Professor Mary Hoopes Presents "The Asymmetry Effects of Migration Policy" -- UC Berkeley School of Law
Professor Mary S. Hoopes presented "The Asymmetry Effects of Migration Policy" at UC Berkeley School of Law on January 27. The presentation was part of the Berkeley Center for the Study of Law and Society Speaker Series.
From the Berkeley Center for the Study of Law and Society:
"The Asymmetry Effects of Migration Policy"

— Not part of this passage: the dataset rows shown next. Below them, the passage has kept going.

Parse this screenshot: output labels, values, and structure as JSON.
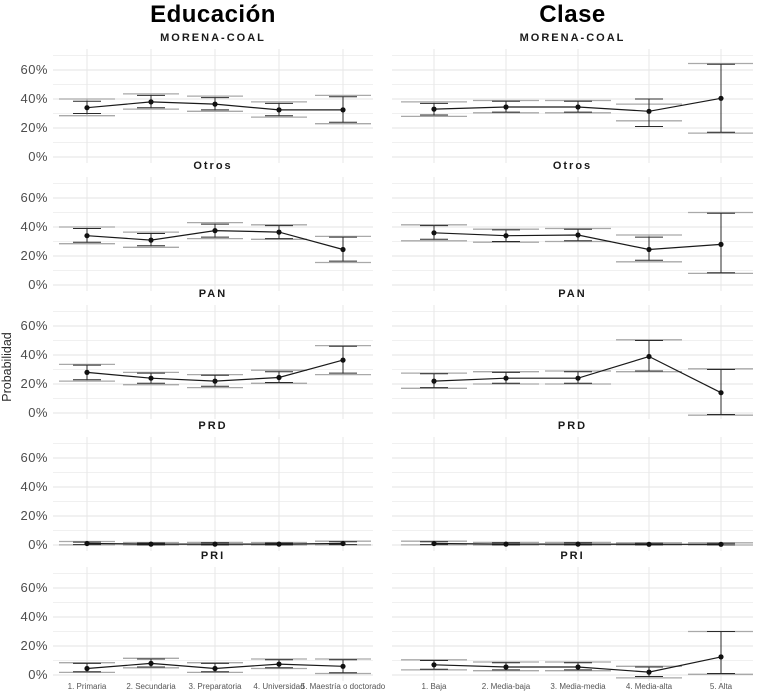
{
  "page": {
    "background": "#ffffff"
  },
  "colors": {
    "grid_major": "#e3e3e3",
    "grid_minor": "#f0f0f0",
    "grid_vertical": "#e7e7e7",
    "interval_wide_gray": "#a9a9a9",
    "interval_narrow_black": "#2b2b2b",
    "series_line": "#1a1a1a",
    "point_fill": "#111111",
    "axis_text": "#4d4d4d",
    "title_text": "#000000"
  },
  "chart_data": {
    "type": "line",
    "unit": "%",
    "grid": "on",
    "legend": "none",
    "y_axis": {
      "label": "Probabilidad",
      "ticks": [
        0,
        20,
        40,
        60
      ],
      "tick_labels": [
        "0%",
        "20%",
        "40%",
        "60%"
      ],
      "minor_ticks": [
        10,
        30,
        50,
        70
      ],
      "range": [
        -4,
        74
      ]
    },
    "facet_rows": [
      "MORENA-COAL",
      "Otros",
      "PAN",
      "PRD",
      "PRI"
    ],
    "facet_cols": [
      {
        "title": "Educación",
        "categories": [
          "1. Primaria",
          "2. Secundaria",
          "3. Preparatoria",
          "4. Universidad",
          "5. Maestría o doctorado"
        ]
      },
      {
        "title": "Clase",
        "categories": [
          "1. Baja",
          "2. Media-baja",
          "3. Media-media",
          "4. Media-alta",
          "5. Alta"
        ]
      }
    ],
    "panels": [
      {
        "col": 0,
        "row": 0,
        "facet": "MORENA-COAL",
        "values": [
          34,
          38,
          36.5,
          32.5,
          32.5
        ],
        "ci_narrow": [
          [
            30,
            38.5
          ],
          [
            34,
            42.5
          ],
          [
            32.5,
            41
          ],
          [
            28.5,
            37
          ],
          [
            24,
            41.5
          ]
        ],
        "ci_wide": [
          [
            28.5,
            40
          ],
          [
            33,
            43.5
          ],
          [
            31.5,
            42
          ],
          [
            27.5,
            38
          ],
          [
            23,
            42.5
          ]
        ]
      },
      {
        "col": 0,
        "row": 1,
        "facet": "Otros",
        "values": [
          34,
          31,
          37.5,
          36.5,
          24.5
        ],
        "ci_narrow": [
          [
            29.5,
            39
          ],
          [
            27,
            35.5
          ],
          [
            33,
            42
          ],
          [
            32,
            41
          ],
          [
            16.5,
            33
          ]
        ],
        "ci_wide": [
          [
            28.5,
            40
          ],
          [
            26,
            36.5
          ],
          [
            32,
            43
          ],
          [
            31.5,
            41.5
          ],
          [
            15.5,
            33.5
          ]
        ]
      },
      {
        "col": 0,
        "row": 2,
        "facet": "PAN",
        "values": [
          28,
          24,
          22,
          24.5,
          36.5
        ],
        "ci_narrow": [
          [
            23,
            33
          ],
          [
            20.5,
            27.5
          ],
          [
            18.5,
            26
          ],
          [
            21,
            28.5
          ],
          [
            27.5,
            46
          ]
        ],
        "ci_wide": [
          [
            22,
            33.5
          ],
          [
            19.5,
            28
          ],
          [
            17.5,
            26.5
          ],
          [
            20.5,
            29.5
          ],
          [
            26.5,
            46.5
          ]
        ]
      },
      {
        "col": 0,
        "row": 3,
        "facet": "PRD",
        "values": [
          1,
          0.6,
          0.6,
          0.6,
          1
        ],
        "ci_narrow": [
          [
            0.3,
            2
          ],
          [
            0.1,
            1.4
          ],
          [
            0.1,
            1.5
          ],
          [
            0.1,
            1.4
          ],
          [
            0.3,
            2.2
          ]
        ],
        "ci_wide": [
          [
            0.1,
            2.4
          ],
          [
            0,
            1.7
          ],
          [
            0,
            1.8
          ],
          [
            0,
            1.7
          ],
          [
            0.1,
            2.6
          ]
        ]
      },
      {
        "col": 0,
        "row": 4,
        "facet": "PRI",
        "values": [
          4.5,
          8,
          4.5,
          7.5,
          6
        ],
        "ci_narrow": [
          [
            2.2,
            8
          ],
          [
            5.5,
            11
          ],
          [
            2.2,
            8
          ],
          [
            5,
            10.5
          ],
          [
            1.5,
            10.5
          ]
        ],
        "ci_wide": [
          [
            1.8,
            8.5
          ],
          [
            5,
            11.5
          ],
          [
            1.8,
            8.5
          ],
          [
            4.5,
            11
          ],
          [
            1,
            11
          ]
        ]
      },
      {
        "col": 1,
        "row": 0,
        "facet": "MORENA-COAL",
        "values": [
          33,
          34.5,
          34.5,
          31.5,
          40.5
        ],
        "ci_narrow": [
          [
            29,
            37
          ],
          [
            31,
            38.5
          ],
          [
            31,
            38.5
          ],
          [
            21,
            40
          ],
          [
            17,
            64
          ]
        ],
        "ci_wide": [
          [
            28,
            38
          ],
          [
            30.5,
            39
          ],
          [
            30.5,
            39
          ],
          [
            25,
            36.5
          ],
          [
            16.5,
            64.5
          ]
        ]
      },
      {
        "col": 1,
        "row": 1,
        "facet": "Otros",
        "values": [
          36,
          34,
          34.5,
          24.5,
          28
        ],
        "ci_narrow": [
          [
            31.5,
            41
          ],
          [
            30,
            38
          ],
          [
            30.5,
            38.5
          ],
          [
            17,
            33
          ],
          [
            8.5,
            49.5
          ]
        ],
        "ci_wide": [
          [
            30.5,
            41.5
          ],
          [
            29.5,
            38.5
          ],
          [
            30,
            39
          ],
          [
            16,
            34.5
          ],
          [
            8,
            50
          ]
        ]
      },
      {
        "col": 1,
        "row": 2,
        "facet": "PAN",
        "values": [
          22,
          24,
          24,
          39,
          14
        ],
        "ci_narrow": [
          [
            17.5,
            27
          ],
          [
            20.5,
            28
          ],
          [
            20.5,
            28.5
          ],
          [
            29,
            50
          ],
          [
            -1,
            30
          ]
        ],
        "ci_wide": [
          [
            17,
            27.5
          ],
          [
            20,
            28.5
          ],
          [
            20,
            29
          ],
          [
            28.5,
            50.5
          ],
          [
            -1.5,
            30.5
          ]
        ]
      },
      {
        "col": 1,
        "row": 3,
        "facet": "PRD",
        "values": [
          1,
          0.6,
          0.6,
          0.5,
          0.5
        ],
        "ci_narrow": [
          [
            0.3,
            2.2
          ],
          [
            0.1,
            1.5
          ],
          [
            0.1,
            1.5
          ],
          [
            0.1,
            1.2
          ],
          [
            0.1,
            1.2
          ]
        ],
        "ci_wide": [
          [
            0.1,
            2.6
          ],
          [
            0,
            1.8
          ],
          [
            0,
            1.8
          ],
          [
            0,
            1.5
          ],
          [
            0,
            1.5
          ]
        ]
      },
      {
        "col": 1,
        "row": 4,
        "facet": "PRI",
        "values": [
          7,
          5.5,
          5.5,
          2,
          12.5
        ],
        "ci_narrow": [
          [
            4,
            10
          ],
          [
            3.5,
            8.5
          ],
          [
            3.5,
            8.5
          ],
          [
            -1,
            5.5
          ],
          [
            1,
            30
          ]
        ],
        "ci_wide": [
          [
            3.5,
            10.5
          ],
          [
            3,
            9
          ],
          [
            3,
            9
          ],
          [
            -2,
            6
          ],
          [
            0.5,
            30
          ]
        ]
      }
    ]
  }
}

Drawing on over sixty interviews with migrants in eight shelters in Tijuana, Mexico City, and El Paso, we study the effects of frequently changing U.S. border policy in the early 2020s. We find an asymmetry: migrants were more likely to know of, and react to, new lawful pathways to enter the United States than new restrictions on asylum. In other words, policy changes were more successful at displacing migration than deterring it. In interviews, we learned several reasons for this asymmetry. Official information is not credible when negative—the U.S. government always tells migrants not to migrate—but is credible when positive. And positive announcements meant now was the time to migrate, but so did negative announcements—because things could get even worse. Asylum restrictions were typically complex, affecting some people but not others, but positive changes, such as new parole programs or CBPOne appointments, were relatively simple. Finally, the step-by-step nature of the long journey from Central America (or farther) to the U.S. border heightened the asymmetry: migrants tended to gain information about complex asylum restrictions over the course of their journey, as their incentives not to turn back mounted.